Effects of some diuretics and metabolic inhibitors on the sodium transport and electrical properties of the intestinal mucous membrane of the rat in situ

Effects of some diuretics and metabolic inhibitors on the sodium transport and electrical properties of the intestinal mucous membrane of the rat in situ. Shida, Masaru; Kikuchi, Shintaro (Cent. Res. Div., Takeda Chem. Ind. Ltd., Osaka, Japan). Takeda Kenkyusho Ho, 36(1-2), 53-63 (English) 1977. CODEN: TAKHAA. DOCUMENT TYPE: Journal CA Section: 1 (Pharmacodynamics) Section cross-reference(s): 13 The rat small intestine at the transitional part between the jejunum and ileum was suspended in situ in physiol. saline at 32 to 34.degree. and the transepithelial p.d. (PD), short circuit current (SCC) and sp. resistance (Re) were recorded to give the values 3 to 11 mV, 37 to 142 .mu.A/cm2 and 38 to 204 .OMEGA..cm2, resp. Addn. of 3 .times. 10-3 M NaCN to the intraluminal fluid, composed of 10 mM glucose and 145 mM NaCl, depressed the Na influx across the mucous membrane by 47%, assocd. with depression of the transepithelial PD and SCC equally by about 60%. A similar depression of the Na influx caused by addn. of 10-3 M 2,4-dinitrophenol [51-28-5] or 10-3 M iodoacetic acid [64-69-7] was accompanied by depression of the PD and ACC by about 20%. The transepithelial Re was not changed by the addn. of these metabolic inhibitors. The intraluminal administration of diuretics also depressed concn.-dependently the Na influx. The relatively similar depression of the Na influx by 35 to 45% caused by hydrochlorothiazide [58-93-5], amiloride [2609-46-3], or 10-3 M DS-511 [1,4-dimorpholino-7-phenylpyrido[3,4-d]pyridazine] [39632-88-7] was accompanied by the decrease of the SCC by 13, 11 and 24% but by the increase of the transepithelial PD was not significantly affected by any of these diuretics.
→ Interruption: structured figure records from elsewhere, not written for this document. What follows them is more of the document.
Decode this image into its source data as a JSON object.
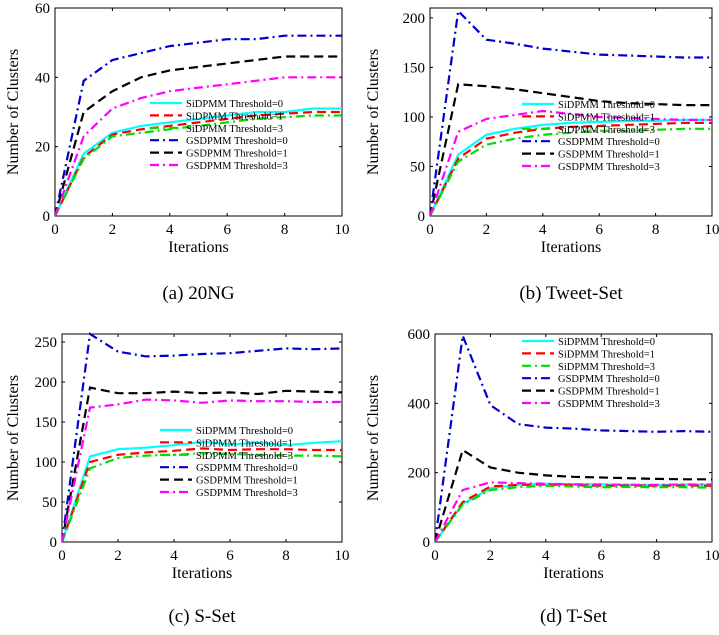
{
  "chart_data": [
    {
      "type": "line",
      "caption": "(a) 20NG",
      "xlabel": "Iterations",
      "ylabel": "Number of Clusters",
      "xlim": [
        0,
        10
      ],
      "ylim": [
        0,
        60
      ],
      "xticks": [
        "0",
        "2",
        "4",
        "6",
        "8",
        "10"
      ],
      "yticks": [
        "0",
        "20",
        "40",
        "60"
      ],
      "legend_position": "bottom-right",
      "x": [
        0,
        1,
        2,
        3,
        4,
        5,
        6,
        7,
        8,
        9,
        10
      ],
      "series": [
        {
          "name": "SiDPMM Threshold=0",
          "color": "#00ffff",
          "dash": "solid",
          "values": [
            0,
            18,
            24,
            26,
            27,
            28,
            29,
            30,
            30,
            31,
            31
          ]
        },
        {
          "name": "SiDPMM Threshold=1",
          "color": "#ff0000",
          "dash": "dashed",
          "values": [
            0,
            17,
            23.5,
            25,
            26,
            27,
            28,
            29,
            29.5,
            30,
            30
          ]
        },
        {
          "name": "SiDPMM Threshold=3",
          "color": "#00dd00",
          "dash": "dashdot",
          "values": [
            0,
            16.5,
            23,
            24,
            25,
            26,
            27,
            28,
            28.5,
            29,
            29
          ]
        },
        {
          "name": "GSDPMM Threshold=0",
          "color": "#0000cc",
          "dash": "dashdot",
          "values": [
            0,
            39,
            45,
            47,
            49,
            50,
            51,
            51,
            52,
            52,
            52
          ]
        },
        {
          "name": "GSDPMM Threshold=1",
          "color": "#000000",
          "dash": "dashed",
          "values": [
            0,
            30,
            36,
            40,
            42,
            43,
            44,
            45,
            46,
            46,
            46
          ]
        },
        {
          "name": "GSDPMM Threshold=3",
          "color": "#ff00ff",
          "dash": "dashdot",
          "values": [
            0,
            23,
            31,
            34,
            36,
            37,
            38,
            39,
            40,
            40,
            40
          ]
        }
      ]
    },
    {
      "type": "line",
      "caption": "(b) Tweet-Set",
      "xlabel": "Iterations",
      "ylabel": "Number of Clusters",
      "xlim": [
        0,
        10
      ],
      "ylim": [
        0,
        210
      ],
      "xticks": [
        "0",
        "2",
        "4",
        "6",
        "8",
        "10"
      ],
      "yticks": [
        "0",
        "50",
        "100",
        "150",
        "200"
      ],
      "legend_position": "bottom-right",
      "x": [
        0,
        1,
        2,
        3,
        4,
        5,
        6,
        7,
        8,
        9,
        10
      ],
      "series": [
        {
          "name": "SiDPMM Threshold=0",
          "color": "#00ffff",
          "dash": "solid",
          "values": [
            0,
            62,
            82,
            88,
            92,
            94,
            95,
            96,
            96,
            97,
            97
          ]
        },
        {
          "name": "SiDPMM Threshold=1",
          "color": "#ff0000",
          "dash": "dashed",
          "values": [
            0,
            58,
            78,
            84,
            88,
            90,
            91,
            92,
            93,
            94,
            94
          ]
        },
        {
          "name": "SiDPMM Threshold=3",
          "color": "#00dd00",
          "dash": "dashdot",
          "values": [
            0,
            55,
            72,
            78,
            82,
            84,
            86,
            86,
            87,
            88,
            88
          ]
        },
        {
          "name": "GSDPMM Threshold=0",
          "color": "#0000cc",
          "dash": "dashdot",
          "values": [
            0,
            207,
            178,
            174,
            169,
            166,
            163,
            162,
            161,
            160,
            160
          ]
        },
        {
          "name": "GSDPMM Threshold=1",
          "color": "#000000",
          "dash": "dashed",
          "values": [
            0,
            133,
            131,
            128,
            124,
            120,
            116,
            114,
            113,
            112,
            112
          ]
        },
        {
          "name": "GSDPMM Threshold=3",
          "color": "#ff00ff",
          "dash": "dashdot",
          "values": [
            0,
            85,
            98,
            102,
            106,
            103,
            100,
            99,
            98,
            97,
            97
          ]
        }
      ]
    },
    {
      "type": "line",
      "caption": "(c) S-Set",
      "xlabel": "Iterations",
      "ylabel": "Number of Clusters",
      "xlim": [
        0,
        10
      ],
      "ylim": [
        0,
        260
      ],
      "xticks": [
        "0",
        "2",
        "4",
        "6",
        "8",
        "10"
      ],
      "yticks": [
        "0",
        "50",
        "100",
        "150",
        "200",
        "250"
      ],
      "legend_position": "bottom-right",
      "x": [
        0,
        1,
        2,
        3,
        4,
        5,
        6,
        7,
        8,
        9,
        10
      ],
      "series": [
        {
          "name": "SiDPMM Threshold=0",
          "color": "#00ffff",
          "dash": "solid",
          "values": [
            0,
            107,
            116,
            118,
            121,
            125,
            122,
            124,
            121,
            124,
            126
          ]
        },
        {
          "name": "SiDPMM Threshold=1",
          "color": "#ff0000",
          "dash": "dashed",
          "values": [
            0,
            100,
            109,
            112,
            114,
            117,
            115,
            116,
            116,
            115,
            115
          ]
        },
        {
          "name": "SiDPMM Threshold=3",
          "color": "#00dd00",
          "dash": "dashdot",
          "values": [
            0,
            92,
            105,
            108,
            109,
            111,
            110,
            109,
            108,
            108,
            107
          ]
        },
        {
          "name": "GSDPMM Threshold=0",
          "color": "#0000cc",
          "dash": "dashdot",
          "values": [
            0,
            260,
            238,
            232,
            233,
            235,
            236,
            239,
            242,
            241,
            242
          ]
        },
        {
          "name": "GSDPMM Threshold=1",
          "color": "#000000",
          "dash": "dashed",
          "values": [
            0,
            193,
            186,
            186,
            188,
            186,
            187,
            185,
            189,
            188,
            187
          ]
        },
        {
          "name": "GSDPMM Threshold=3",
          "color": "#ff00ff",
          "dash": "dashdot",
          "values": [
            0,
            168,
            172,
            178,
            177,
            174,
            177,
            176,
            176,
            175,
            175
          ]
        }
      ]
    },
    {
      "type": "line",
      "caption": "(d) T-Set",
      "xlabel": "Iterations",
      "ylabel": "Number of Clusters",
      "xlim": [
        0,
        10
      ],
      "ylim": [
        0,
        600
      ],
      "xticks": [
        "0",
        "2",
        "4",
        "6",
        "8",
        "10"
      ],
      "yticks": [
        "0",
        "200",
        "400",
        "600"
      ],
      "legend_position": "top-right",
      "x": [
        0,
        1,
        2,
        3,
        4,
        5,
        6,
        7,
        8,
        9,
        10
      ],
      "series": [
        {
          "name": "SiDPMM Threshold=0",
          "color": "#00ffff",
          "dash": "solid",
          "values": [
            0,
            110,
            155,
            165,
            168,
            167,
            166,
            165,
            164,
            166,
            165
          ]
        },
        {
          "name": "SiDPMM Threshold=1",
          "color": "#ff0000",
          "dash": "dashed",
          "values": [
            0,
            115,
            160,
            165,
            166,
            164,
            162,
            163,
            162,
            163,
            162
          ]
        },
        {
          "name": "SiDPMM Threshold=3",
          "color": "#00dd00",
          "dash": "dashdot",
          "values": [
            0,
            108,
            150,
            158,
            162,
            160,
            158,
            159,
            158,
            158,
            157
          ]
        },
        {
          "name": "GSDPMM Threshold=0",
          "color": "#0000cc",
          "dash": "dashdot",
          "values": [
            0,
            595,
            395,
            340,
            330,
            327,
            322,
            320,
            318,
            320,
            318
          ]
        },
        {
          "name": "GSDPMM Threshold=1",
          "color": "#000000",
          "dash": "dashed",
          "values": [
            0,
            265,
            215,
            200,
            192,
            188,
            186,
            184,
            182,
            181,
            181
          ]
        },
        {
          "name": "GSDPMM Threshold=3",
          "color": "#ff00ff",
          "dash": "dashdot",
          "values": [
            0,
            150,
            172,
            170,
            168,
            166,
            166,
            165,
            165,
            166,
            166
          ]
        }
      ]
    }
  ]
}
Furosemide [54-31-9] (6 .times. 10-4 M) depressed the Na influx, PD, SCC and Re by 39, 32, 19 and 15%, resp. Acetazolamide [59-66-5] (10-3 M) depressed only the Na influx and SCC by 23 and 6%, resp. None of the metabolic inhibitors or the diuretics, when applied serosally in physiol. saline at the corresponding concn., nor the diuretics injected i.v. affected the Na influx or the elec. properties of the mucous membrane.